Im guessing the overwhelming repsonses that have come in reflect that most drivers are satisfied with the stock performance of the Z33, how much faster will a supercharger really make it? Its a great car off the lot imo, why mess with Nissan engineering, its amazing that its got 300hp on such a small chasis in the first place. Incidentally, ive heard the stillen supercharger is crap, and that the belts squeak over time, who wants to deal with that bs. I read on this site or some other site that Nissan themselves are working on a forced induction Z anyways, if I were going to ever try it, it would be one of those models.


----------



## fire74 (Dec 26, 2006)

socalzbone said:


> Im guessing the overwhelming repsonses that have come in reflect that most drivers are satisfied with the stock performance of the Z33, how much faster will a supercharger really make it? Its a great car off the lot imo, why mess with Nissan engineering, its amazing that its got 300hp on such a small chasis in the first place. Incidentally, ive heard the stillen supercharger is crap, and that the belts squeak over time, who wants to deal with that bs. I read on this site or some other site that Nissan themselves are working on a forced induction Z anyways, if I were going to ever try it, it would be one of those models.

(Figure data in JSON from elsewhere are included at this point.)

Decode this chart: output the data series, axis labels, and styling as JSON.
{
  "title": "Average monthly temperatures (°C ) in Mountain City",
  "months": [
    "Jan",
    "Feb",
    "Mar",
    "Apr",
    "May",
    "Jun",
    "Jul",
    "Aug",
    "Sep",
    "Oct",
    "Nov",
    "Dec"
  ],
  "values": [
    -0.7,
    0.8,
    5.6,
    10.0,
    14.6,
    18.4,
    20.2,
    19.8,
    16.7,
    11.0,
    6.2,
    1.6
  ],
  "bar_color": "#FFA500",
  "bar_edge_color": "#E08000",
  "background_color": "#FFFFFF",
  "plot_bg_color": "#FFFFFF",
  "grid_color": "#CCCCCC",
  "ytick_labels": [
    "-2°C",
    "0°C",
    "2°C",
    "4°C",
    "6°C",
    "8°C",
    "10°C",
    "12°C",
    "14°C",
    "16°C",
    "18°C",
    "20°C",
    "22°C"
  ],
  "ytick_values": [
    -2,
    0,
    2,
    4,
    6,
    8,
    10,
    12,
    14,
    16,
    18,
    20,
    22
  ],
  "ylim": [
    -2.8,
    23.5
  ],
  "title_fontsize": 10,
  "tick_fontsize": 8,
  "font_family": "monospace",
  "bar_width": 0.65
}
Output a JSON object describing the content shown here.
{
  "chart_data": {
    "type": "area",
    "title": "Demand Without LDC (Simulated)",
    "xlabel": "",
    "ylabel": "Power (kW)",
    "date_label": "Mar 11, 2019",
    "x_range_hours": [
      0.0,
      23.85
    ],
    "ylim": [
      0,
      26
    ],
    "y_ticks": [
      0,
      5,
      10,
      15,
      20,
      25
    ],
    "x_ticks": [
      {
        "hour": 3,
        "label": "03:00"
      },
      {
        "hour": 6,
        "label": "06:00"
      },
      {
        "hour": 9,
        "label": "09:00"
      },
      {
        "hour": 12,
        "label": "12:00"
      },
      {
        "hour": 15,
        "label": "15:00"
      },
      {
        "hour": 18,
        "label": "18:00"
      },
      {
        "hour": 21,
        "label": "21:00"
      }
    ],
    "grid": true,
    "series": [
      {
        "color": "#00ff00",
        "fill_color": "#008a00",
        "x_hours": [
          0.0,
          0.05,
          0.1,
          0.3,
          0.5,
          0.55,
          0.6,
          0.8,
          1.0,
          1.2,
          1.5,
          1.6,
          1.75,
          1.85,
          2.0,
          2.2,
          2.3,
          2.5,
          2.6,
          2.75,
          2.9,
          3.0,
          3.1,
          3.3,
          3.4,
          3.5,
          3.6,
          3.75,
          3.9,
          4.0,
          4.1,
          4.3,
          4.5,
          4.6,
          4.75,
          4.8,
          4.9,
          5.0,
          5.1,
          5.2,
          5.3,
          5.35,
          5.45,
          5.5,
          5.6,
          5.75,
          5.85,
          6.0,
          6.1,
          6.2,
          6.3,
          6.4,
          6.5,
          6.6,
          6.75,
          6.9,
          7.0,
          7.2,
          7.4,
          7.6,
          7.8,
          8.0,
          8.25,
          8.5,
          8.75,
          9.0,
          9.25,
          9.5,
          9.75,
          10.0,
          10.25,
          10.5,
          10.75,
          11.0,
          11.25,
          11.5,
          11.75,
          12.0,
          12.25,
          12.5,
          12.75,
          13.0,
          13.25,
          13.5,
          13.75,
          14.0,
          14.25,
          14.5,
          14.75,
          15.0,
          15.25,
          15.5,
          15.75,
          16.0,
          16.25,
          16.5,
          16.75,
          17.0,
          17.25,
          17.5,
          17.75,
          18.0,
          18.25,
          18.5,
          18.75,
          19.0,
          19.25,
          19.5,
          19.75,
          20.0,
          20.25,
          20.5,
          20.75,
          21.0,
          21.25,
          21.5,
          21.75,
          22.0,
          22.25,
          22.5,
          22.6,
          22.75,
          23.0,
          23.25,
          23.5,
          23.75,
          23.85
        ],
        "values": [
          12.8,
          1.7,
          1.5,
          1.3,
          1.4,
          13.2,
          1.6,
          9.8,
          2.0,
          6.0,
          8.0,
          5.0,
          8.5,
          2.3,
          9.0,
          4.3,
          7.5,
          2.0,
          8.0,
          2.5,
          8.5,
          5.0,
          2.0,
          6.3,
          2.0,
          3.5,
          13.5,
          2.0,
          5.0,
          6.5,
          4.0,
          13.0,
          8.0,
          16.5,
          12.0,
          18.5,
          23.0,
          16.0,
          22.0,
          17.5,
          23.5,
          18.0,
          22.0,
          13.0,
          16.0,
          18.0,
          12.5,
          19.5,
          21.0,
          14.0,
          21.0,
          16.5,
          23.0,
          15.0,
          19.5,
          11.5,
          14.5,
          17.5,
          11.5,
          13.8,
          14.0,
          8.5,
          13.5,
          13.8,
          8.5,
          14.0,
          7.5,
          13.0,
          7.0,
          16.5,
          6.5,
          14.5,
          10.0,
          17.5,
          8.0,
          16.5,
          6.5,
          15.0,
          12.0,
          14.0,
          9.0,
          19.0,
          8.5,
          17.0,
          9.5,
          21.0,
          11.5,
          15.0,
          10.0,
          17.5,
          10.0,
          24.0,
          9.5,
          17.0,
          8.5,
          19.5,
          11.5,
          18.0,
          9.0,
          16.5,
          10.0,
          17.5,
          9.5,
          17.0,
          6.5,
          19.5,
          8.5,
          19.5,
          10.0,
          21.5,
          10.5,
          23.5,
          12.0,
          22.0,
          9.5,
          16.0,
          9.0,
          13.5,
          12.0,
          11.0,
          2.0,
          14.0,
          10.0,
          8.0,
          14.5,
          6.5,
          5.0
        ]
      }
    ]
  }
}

 THANK U 4 YOUR TIME. FIFE 74.


----------



## fire74 (Dec 26, 2006)

THANK U VERY MUCH, ILL DO WHAT U SAY. FIRE74


----------



## Zen31ZR (Mar 24, 2004)

That engine will probably make its appearance right about the same time as the GTR. Detuned of course so as not to steal the GTR's thunder. But imagine the crossover engine upgrades......


----------



## md350z (Sep 25, 2006)

If you want to do it I'd go turbo rather than SC. APS and Greddy make TT kits a lot of people choose.

I don't think I'm going to do either. If Nissan really does make a factory SC'd Z I might trade mine for that...the trade-in loss wouldn't be much different from turbo'ing a Z yourself.

If I had lots of excess money I'd do it but $10k isn't worth it right now.


----------



## fire74 (Dec 26, 2006)

thank u, an u r right. everything for a z cost more than for other autos why? fire74


----------



## Zen31ZR (Mar 24, 2004)

Because it's a decent performance car with proven potential. That's why Honda performance parts are so cheap, and why Supra and 300Z TT and Skyline and etc parts are so expensive.....


----------



## 89sentB (Aug 22, 2005)

if your really daring you could try a dualcharged setup with a s/c for lowend power and a turbo setup for high end power! and I'm sure if you don't want to go insane on power you could probly turbo most any car for 3K or less if your crafty and don't mind do reasearch. but performance is what you want if you don't like factory radio's why buy the upgraded factory option ?? IMO a used car is well a USED car so do what you want with it if the warranty is gone then you might aswell make it fun to drive otherwise your saying that if its not worth the money to hop up a 350 a very beautiful car then its not worth is to mod most any car !! atleast thats how it seems to me hell if I had the money I would buy a lamborgini murcialago and try to make a twin turbo kit for its v12 maybe even give it N20 anything is possible its just up to you how bad you want it ??


----------



## Nivo88SS (Mar 17, 2007)

turbo it, if you have good resources you can do a basic kit for maybe $4k.


----------